After successive sessions of correction, markets got some air to breathe as stocks witnessed buying in the last two sessions. Yesterday's buying can be seen in light with the Central Statistical Organization's third quarter GDP growth numbers. In this article, let's find out the reasons for this higher GDP growth and analyse which sectors are likely to benefit the most.India, world's 11th largest and Asia's 3rd largest economy, grew at a scorching double digit rate during the third quarter of 2004. Aided by good monsoons which led to a turnaround in the agriculture sector, the country's GDP growth climbed 10.4% on a YoY basis as against 8.4% registered during the second quarter and 5.7% during the first quarter of the current fiscal. The break-up of GDP growth shows that higher growth is largely due to 7.4% growth in manufacturing and 16.9% growth in agriculture.

The fact that larger growth has come from agriculture will result in higher income in the hands of the populace. More so for the rural sector, as 70% of the population is dependent on agriculture for their livelihood. Higher agriculture production will ensure higher purchasing power in rural India, which in turn will be beneficial for the consumer driven industries like FMCG and consumer durables. The graph below shows the correlation of agriculture growth vis-a-vis growth in FMCG major HLL's topline, which will substantiate the argument. However, one must remember that there is a lag effect between output and actual spending. HLL, in its analyst meet, indicated that typically a farmer retires his loans before spending on consumer goods.

Due to the government's thrust on infrastructure development, the construction sector grew by 5.1% YoY. Higher growth in construction is a positive for cement and steel industry. While we expect cement demand to grow at a steady rate, prices are not likely to improve substantially, as the demand-supply parity is yet to turn favorable for producers. Power industry in the country also grew by 5.2% for 3QFY04, which could largely attributed to the robustness in the industrial production. While incentives from the Electricity Act 2003 has helped, we expect the benefit to accrue over the next three to five years. Higher capital spending in generation capacity will help engineering companies to grow at a faster rate. Improvement in T&D segment (transmission and distribution) will also provide a fillip to the engineering as well as the aluminium industry. Currently, power transmission lines consume 40% of the aluminium produced.

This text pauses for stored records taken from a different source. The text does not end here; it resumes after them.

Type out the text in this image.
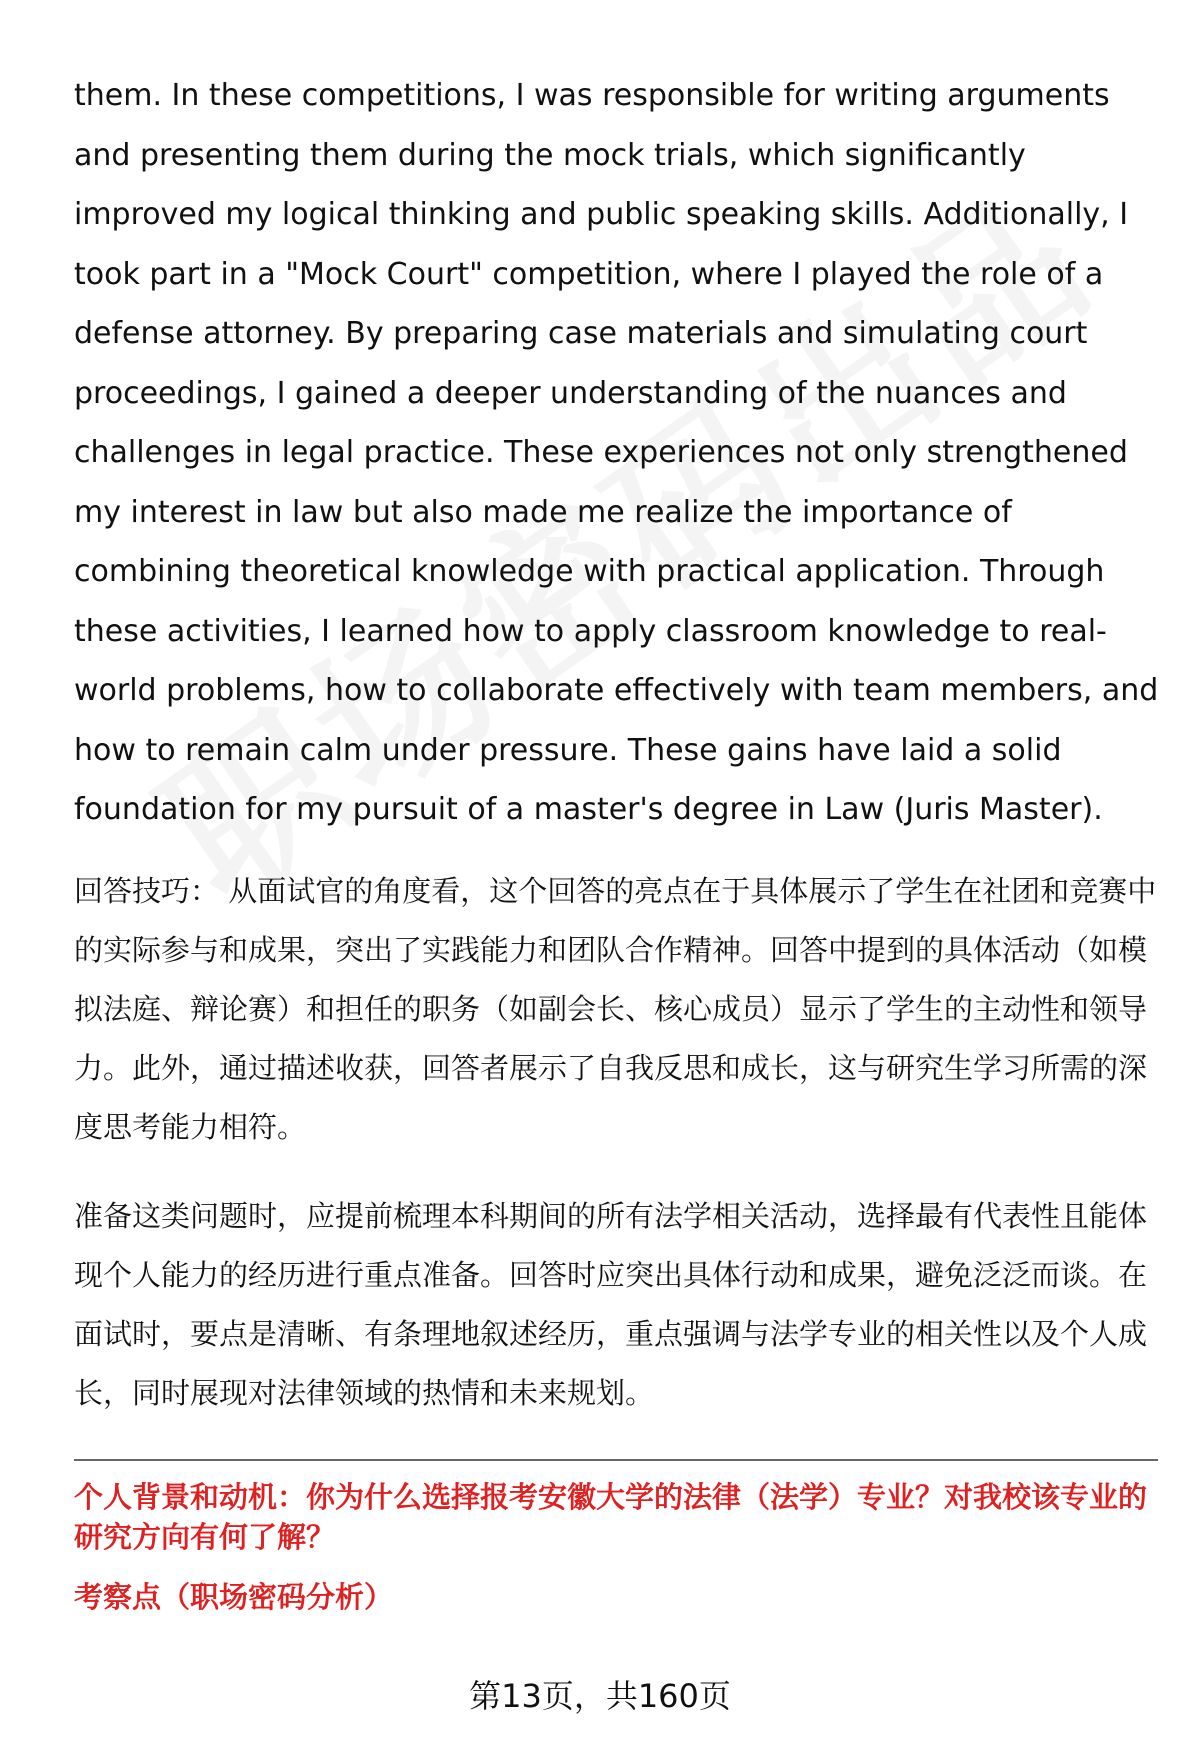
them. In these competitions, I was responsible for writing arguments and presenting them during the mock trials, which significantly improved my logical thinking and public speaking skills. Additionally, I took part in a "Mock Court" competition, where I played the role of a defense attorney. By preparing case materials and simulating court proceedings, I gained a deeper understanding of the nuances and challenges in legal practice. These experiences not only strengthened my interest in law but also made me realize the importance of combining theoretical knowledge with practical application. Through these activities, I learned how to apply classroom knowledge to real-world problems, how to collaborate effectively with team members, and how to remain calm under pressure. These gains have laid a solid foundation for my pursuit of a master's degree in Law (Juris Master).

回答技巧： 从面试官的角度看，这个回答的亮点在于具体展示了学生在社团和竞赛中的实际参与和成果，突出了实践能力和团队合作精神。回答中提到的具体活动（如模拟法庭、辩论赛）和担任的职务（如副会长、核心成员）显示了学生的主动性和领导力。此外，通过描述收获，回答者展示了自我反思和成长，这与研究生学习所需的深度思考能力相符。

准备这类问题时，应提前梳理本科期间的所有法学相关活动，选择最有代表性且能体现个人能力的经历进行重点准备。回答时应突出具体行动和成果，避免泛泛而谈。在面试时，要点是清晰、有条理地叙述经历，重点强调与法学专业的相关性以及个人成长，同时展现对法律领域的热情和未来规划。

个人背景和动机：你为什么选择报考安徽大学的法律（法学）专业？对我校该专业的研究方向有何了解？

考察点（职场密码分析）

第13页，共160页
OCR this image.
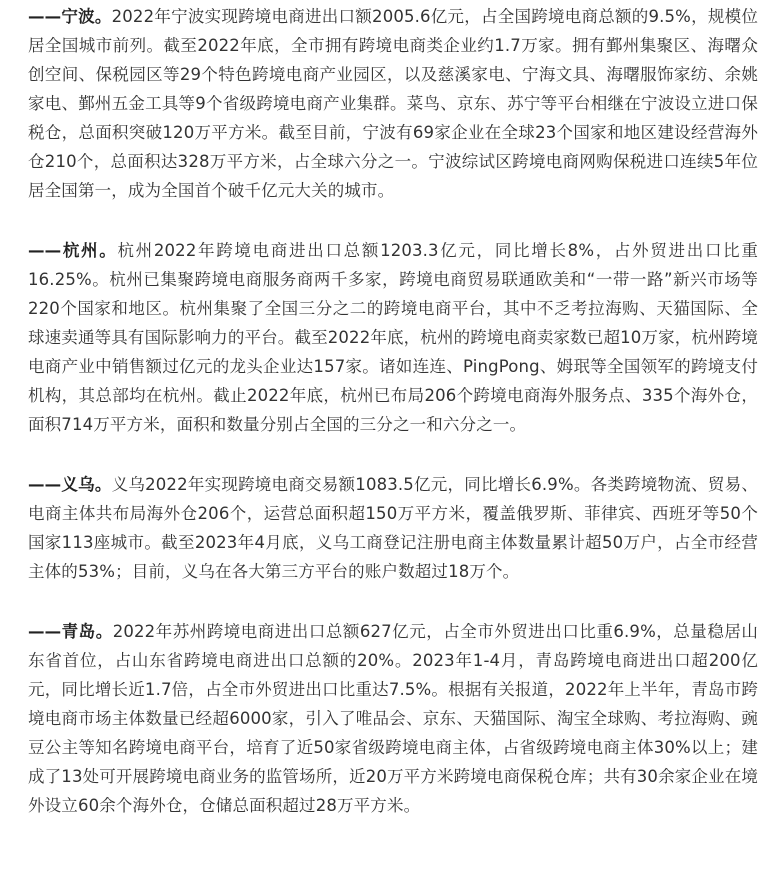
——宁波。2022年宁波实现跨境电商进出口额2005.6亿元，占全国跨境电商总额的9.5%，规模位居全国城市前列。截至2022年底，全市拥有跨境电商类企业约1.7万家。拥有鄞州集聚区、海曙众创空间、保税园区等29个特色跨境电商产业园区，以及慈溪家电、宁海文具、海曙服饰家纺、余姚家电、鄞州五金工具等9个省级跨境电商产业集群。菜鸟、京东、苏宁等平台相继在宁波设立进口保税仓，总面积突破120万平方米。截至目前，宁波有69家企业在全球23个国家和地区建设经营海外仓210个，总面积达328万平方米，占全球六分之一。宁波综试区跨境电商网购保税进口连续5年位居全国第一，成为全国首个破千亿元大关的城市。

——杭州。杭州2022年跨境电商进出口总额1203.3亿元，同比增长8%，占外贸进出口比重16.25%。杭州已集聚跨境电商服务商两千多家，跨境电商贸易联通欧美和“一带一路”新兴市场等220个国家和地区。杭州集聚了全国三分之二的跨境电商平台，其中不乏考拉海购、天猫国际、全球速卖通等具有国际影响力的平台。截至2022年底，杭州的跨境电商卖家数已超10万家，杭州跨境电商产业中销售额过亿元的龙头企业达157家。诸如连连、PingPong、姆珉等全国领军的跨境支付机构，其总部均在杭州。截止2022年底，杭州已布局206个跨境电商海外服务点、335个海外仓，面积714万平方米，面积和数量分别占全国的三分之一和六分之一。

——义乌。义乌2022年实现跨境电商交易额1083.5亿元，同比增长6.9%。各类跨境物流、贸易、电商主体共布局海外仓206个，运营总面积超150万平方米，覆盖俄罗斯、菲律宾、西班牙等50个国家113座城市。截至2023年4月底，义乌工商登记注册电商主体数量累计超50万户，占全市经营主体的53%；目前，义乌在各大第三方平台的账户数超过18万个。

——青岛。2022年苏州跨境电商进出口总额627亿元，占全市外贸进出口比重6.9%，总量稳居山东省首位，占山东省跨境电商进出口总额的20%。2023年1-4月，青岛跨境电商进出口超200亿元，同比增长近1.7倍，占全市外贸进出口比重达7.5%。根据有关报道，2022年上半年，青岛市跨境电商市场主体数量已经超6000家，引入了唯品会、京东、天猫国际、淘宝全球购、考拉海购、豌豆公主等知名跨境电商平台，培育了近50家省级跨境电商主体，占省级跨境电商主体30%以上；建成了13处可开展跨境电商业务的监管场所，近20万平方米跨境电商保税仓库；共有30余家企业在境外设立60余个海外仓，仓储总面积超过28万平方米。
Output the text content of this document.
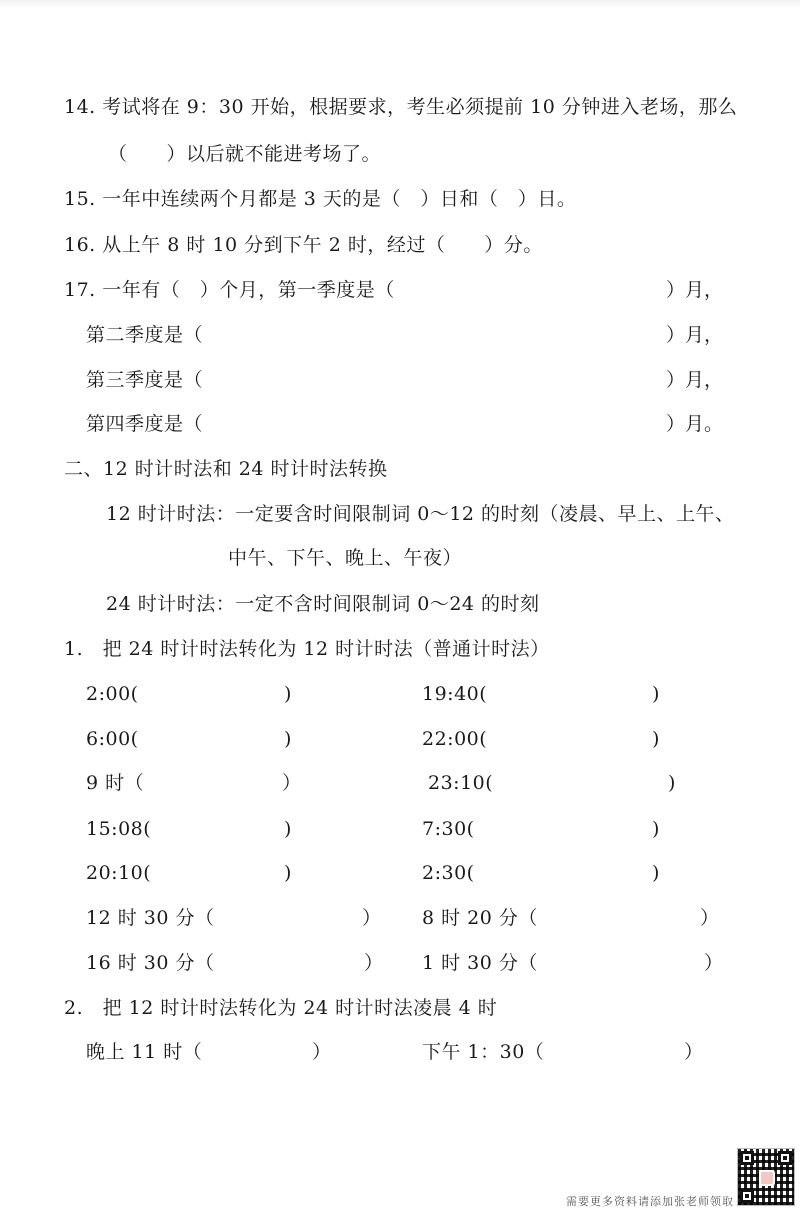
14. 考试将在 9：30 开始，根据要求，考生必须提前 10 分钟进入老场，那么
（　　）以后就不能进考场了。
15. 一年中连续两个月都是 3 天的是（　）日和（　）日。
16. 从上午 8 时 10 分到下午 2 时，经过（　　）分。
17. 一年有（　）个月，第一季度是（	）月，
第二季度是（	）月，
第三季度是（	）月，
第四季度是（	）月。
二、12 时计时法和 24 时计时法转换
12 时计时法：一定要含时间限制词 0～12 的时刻（凌晨、早上、上午、
中午、下午、晚上、午夜）
24 时计时法：一定不含时间限制词 0～24 的时刻
1.　把 24 时计时法转化为 12 时计时法（普通计时法）
2:00(	)	19:40(	)
6:00(	)	22:00(	)
9 时（	）	23:10(	)
15:08(	)	7:30(	)
20:10(	)	2:30(	)
12 时 30 分（	） 8 时 20 分（	）
16 时 30 分（	） 1 时 30 分（	）
2.　把 12 时计时法转化为 24 时计时法凌晨 4 时
晚上 11 时（	）	下午 1：30（	）
需要更多资料请添加张老师领取
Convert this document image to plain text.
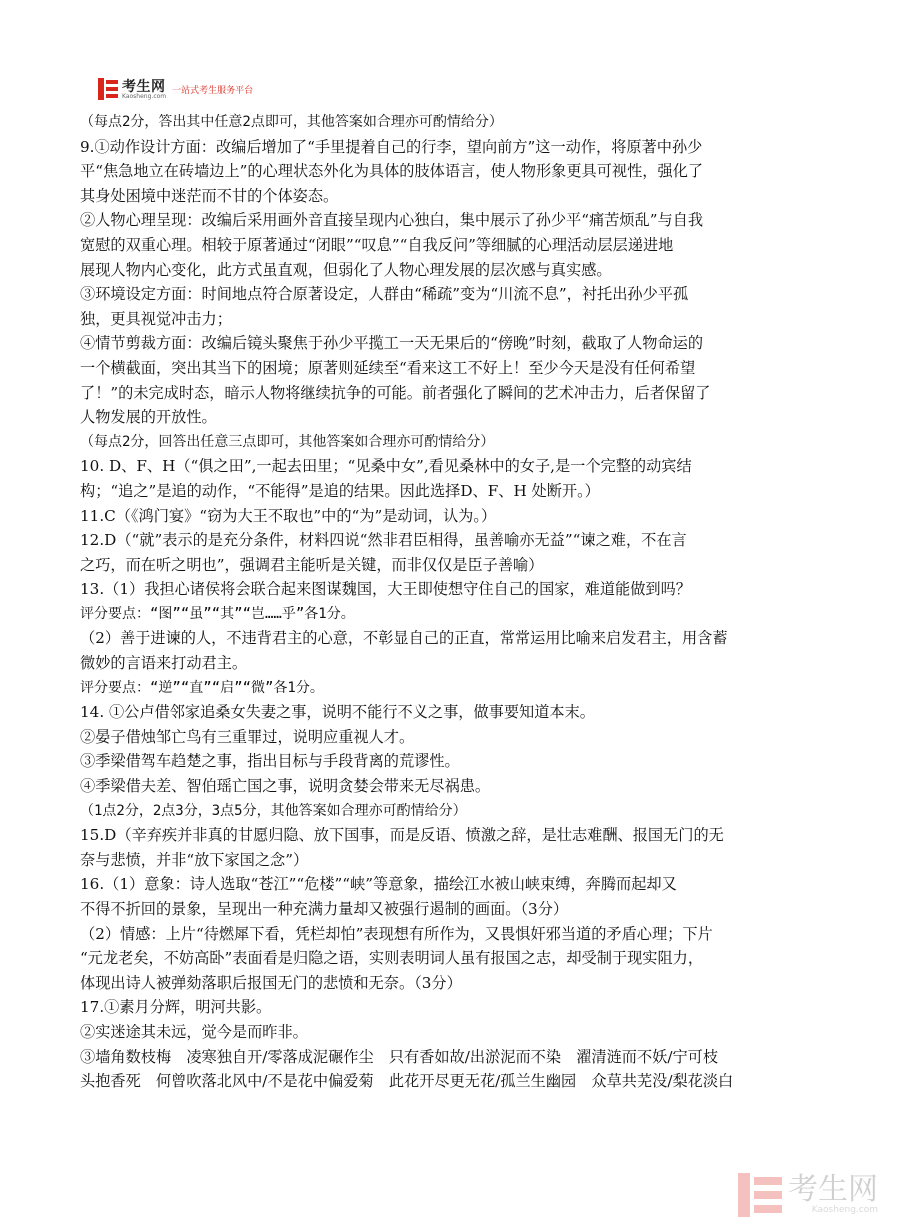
考生网
Kaosheng.com
一站式考生服务平台
（每点2分，答出其中任意2点即可，其他答案如合理亦可酌情给分）
9.①动作设计方面：改编后增加了“手里提着自己的行李，望向前方”这一动作，将原著中孙少
平“焦急地立在砖墙边上”的心理状态外化为具体的肢体语言，使人物形象更具可视性，强化了
其身处困境中迷茫而不甘的个体姿态。
②人物心理呈现：改编后采用画外音直接呈现内心独白，集中展示了孙少平“痛苦烦乱”与自我
宽慰的双重心理。相较于原著通过“闭眼”“叹息”“自我反问”等细腻的心理活动层层递进地
展现人物内心变化，此方式虽直观，但弱化了人物心理发展的层次感与真实感。
③环境设定方面：时间地点符合原著设定，人群由“稀疏”变为“川流不息”，衬托出孙少平孤
独，更具视觉冲击力；
④情节剪裁方面：改编后镜头聚焦于孙少平揽工一天无果后的“傍晚”时刻，截取了人物命运的
一个横截面，突出其当下的困境；原著则延续至“看来这工不好上！至少今天是没有任何希望
了！”的未完成时态，暗示人物将继续抗争的可能。前者强化了瞬间的艺术冲击力，后者保留了
人物发展的开放性。
（每点2分，回答出任意三点即可，其他答案如合理亦可酌情给分）
10. D、F、H（“俱之田”,一起去田里；“见桑中女”,看见桑林中的女子,是一个完整的动宾结
构；“追之”是追的动作，“不能得”是追的结果。因此选择D、F、H 处断开。）
11.C（《鸿门宴》“窃为大王不取也”中的“为”是动词，认为。）
12.D（“就”表示的是充分条件，材料四说“然非君臣相得，虽善喻亦无益”“谏之难，不在言
之巧，而在听之明也”，强调君主能听是关键，而非仅仅是臣子善喻）
13.（1）我担心诸侯将会联合起来图谋魏国，大王即使想守住自己的国家，难道能做到吗？
评分要点：“图”“虽”“其”“岂……乎”各1分。
（2）善于进谏的人，不违背君主的心意，不彰显自己的正直，常常运用比喻来启发君主，用含蓄
微妙的言语来打动君主。
评分要点：“逆”“直”“启”“微”各1分。
14. ①公卢借邻家追桑女失妻之事，说明不能行不义之事，做事要知道本末。
②晏子借烛邹亡鸟有三重罪过，说明应重视人才。
③季梁借驾车趋楚之事，指出目标与手段背离的荒谬性。
④季梁借夫差、智伯瑶亡国之事，说明贪婪会带来无尽祸患。
（1点2分，2点3分，3点5分，其他答案如合理亦可酌情给分）
15.D（辛弃疾并非真的甘愿归隐、放下国事，而是反语、愤激之辞，是壮志难酬、报国无门的无
奈与悲愤，并非“放下家国之念”）
16.（1）意象：诗人选取“苍江”“危楼”“峡”等意象，描绘江水被山峡束缚，奔腾而起却又
不得不折回的景象，呈现出一种充满力量却又被强行遏制的画面。（3分）
（2）情感：上片“待燃犀下看，凭栏却怕”表现想有所作为，又畏惧奸邪当道的矛盾心理；下片
“元龙老矣，不妨高卧”表面看是归隐之语，实则表明词人虽有报国之志，却受制于现实阻力，
体现出诗人被弹劾落职后报国无门的悲愤和无奈。（3分）
17.①素月分辉，明河共影。
②实迷途其未远，觉今是而昨非。
③墙角数枝梅　凌寒独自开/零落成泥碾作尘　只有香如故/出淤泥而不染　濯清涟而不妖/宁可枝
头抱香死　何曾吹落北风中/不是花中偏爱菊　此花开尽更无花/孤兰生幽园　众草共芜没/梨花淡白
考生网
Kaosheng.com
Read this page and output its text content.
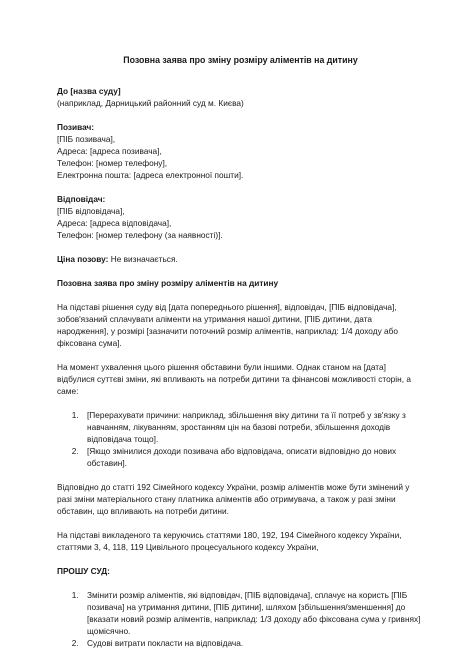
Позовна заява про зміну розміру аліментів на дитину
До [назва суду]
(наприклад, Дарницький районний суд м. Києва)
Позивач:
[ПІБ позивача],
Адреса: [адреса позивача],
Телефон: [номер телефону],
Електронна пошта: [адреса електронної пошти].
Відповідач:
[ПІБ відповідача],
Адреса: [адреса відповідача],
Телефон: [номер телефону (за наявності)].
Ціна позову: Не визначається.
Позовна заява про зміну розміру аліментів на дитину

На підставі рішення суду від [дата попереднього рішення], відповідач, [ПІБ відповідача], зобов'язаний сплачувати аліменти на утримання нашої дитини, [ПІБ дитини, дата народження], у розмірі [зазначити поточний розмір аліментів, наприклад: 1/4 доходу або фіксована сума].

На момент ухвалення цього рішення обставини були іншими. Однак станом на [дата] відбулися суттєві зміни, які впливають на потреби дитини та фінансові можливості сторін, а саме:

1. [Перерахувати причини: наприклад, збільшення віку дитини та її потреб у зв'язку з навчанням, лікуванням, зростанням цін на базові потреби, збільшення доходів відповідача тощо].
2. [Якщо змінилися доходи позивача або відповідача, описати відповідно до нових обставин].

Відповідно до статті 192 Сімейного кодексу України, розмір аліментів може бути змінений у разі зміни матеріального стану платника аліментів або отримувача, а також у разі зміни обставин, що впливають на потреби дитини.

На підставі викладеного та керуючись статтями 180, 192, 194 Сімейного кодексу України, статтями 3, 4, 118, 119 Цивільного процесуального кодексу України,

ПРОШУ СУД:
1. Змінити розмір аліментів, які відповідач, [ПІБ відповідача], сплачує на користь [ПІБ позивача] на утримання дитини, [ПІБ дитини], шляхом [збільшення/зменшення] до [вказати новий розмір аліментів, наприклад: 1/3 доходу або фіксована сума у гривнях] щомісячно.
2. Судові витрати покласти на відповідача.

Cotton production, which is expected to rise by 42.1% this fiscal, will definitely provide a ray of hope to textile companies. Cotton is the most important raw material and constitutes around 50% of the cost of production. Most of the textile companies suffered at the operating level in the last three-quarters due to higher cotton prices. However, one must remember that cotton prices move in line with international prices. So, one has to wait and watch the cotton production in countries like China and US.

So everything sounds good! It seems that India is shining! But investors will to have to bear in mind that the growth prospects of the Indian economy has always been positive. And it takes time for these opportunities to translate into higher growth in revenues for India Inc. Every business has a value. It is important to ascertain how of the current value of a stock actually reflects the likely benefits in the future. We believe that select stocks from like auto, power, engineering and few commodity sectors are expensive compared to the medium-term growth in profitability.

Besides, there can be some uncertainty in the markets due to the forth-coming elections. Appreciation of the rupee vis-a-vis US$ will have an adverse impact on export oriented industry like textile and software. In this year, India's economy has grown at a faster clip due to partly structural reasons (like productivity improvement and benefits from government spending) and partly one off in nature (higher agricultural output). Whether this rate of growth is likely to continue in the medium-term remains to be seen.

What everyone in the stock market already knows is already factored into the stock price and valuations. Stock markets and equities are all about predicting 'unknowns' and in the process, safeguarding ones own principal. Therefore, always look at the downside before the upside.